David Kerns LSU AgCenter Entomologist and Interim Cotton Specialist
Cool damp weather has greatly hindered Louisiana cotton emergence and stand establishment. Some cotton has been languishing in the soil for 10 days with only 20% or so emerged. Many growers are beginning to wonder if they should replant. However, I would stress patience and give the crop 14 days and then make that replant decision. There are no hard and fast rules for making the right replant decision and circumstances are going to vary from field to field. When assessing whether to replant we need to consider plant stand density, stand uniformity, potential death of surviving plants, and the cost associated with replanting.
On 38-40 inch rows we optimally would like to have 25,000 to 50,000 plants per acre or 2-4 plants per foot; but if fairly uniformly spaced, we should be able to tolerate as few as 1.5 plants per foot and still not see a huge hit on yield, although maturity will be delayed. As mentioned stand uniformity is an important replant decision as well. Some skips can be tolerated as long as adjacent rows have healthy stands, but in areas were stand is inadequate across several or more rows, yield will be impacted.
Another complicating factor is the health of the surviving plants. Under the conditions where we see poor plant emergence (cool and damp), seedling disease and wireworm damage are much more prevalent and lethal. It’s a good idea to pull up a few surviving plants and examine the roots for disease. Unhealthy roots will have black water soaked or collapsed areas. Consider these plants as having a high probability of dying. Additionally, I suggest cutting into the stem’s vascular tissue lengthwise and looking for discoloration for further evidence of probably infection and death. Also take note of how the cotyledons look. Do they look healthy? Do they have holes from wireworm feeding? And do you see wireworms in the root area when digging up plants? Answering yes to any of these is indicative that further stand loss may occur.

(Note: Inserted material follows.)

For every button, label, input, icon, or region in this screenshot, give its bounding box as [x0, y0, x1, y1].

Replanting costs money in seed, labor, diesel, etc. Fortunately the major cotton seed suppliers all have replants or “shared risk” programs. These programs generally cover the technology fees for the Bt and herbicide traits, but do not fully cover the cost of the non-traited genetics. Although there is a move towards an industry-wide standard, there are differences in the programs. If you decide you need to replant, you should contact the seed dealer from whom you purchased the seed. In turn they will contact the seed company representative and they will verify the need for the replant.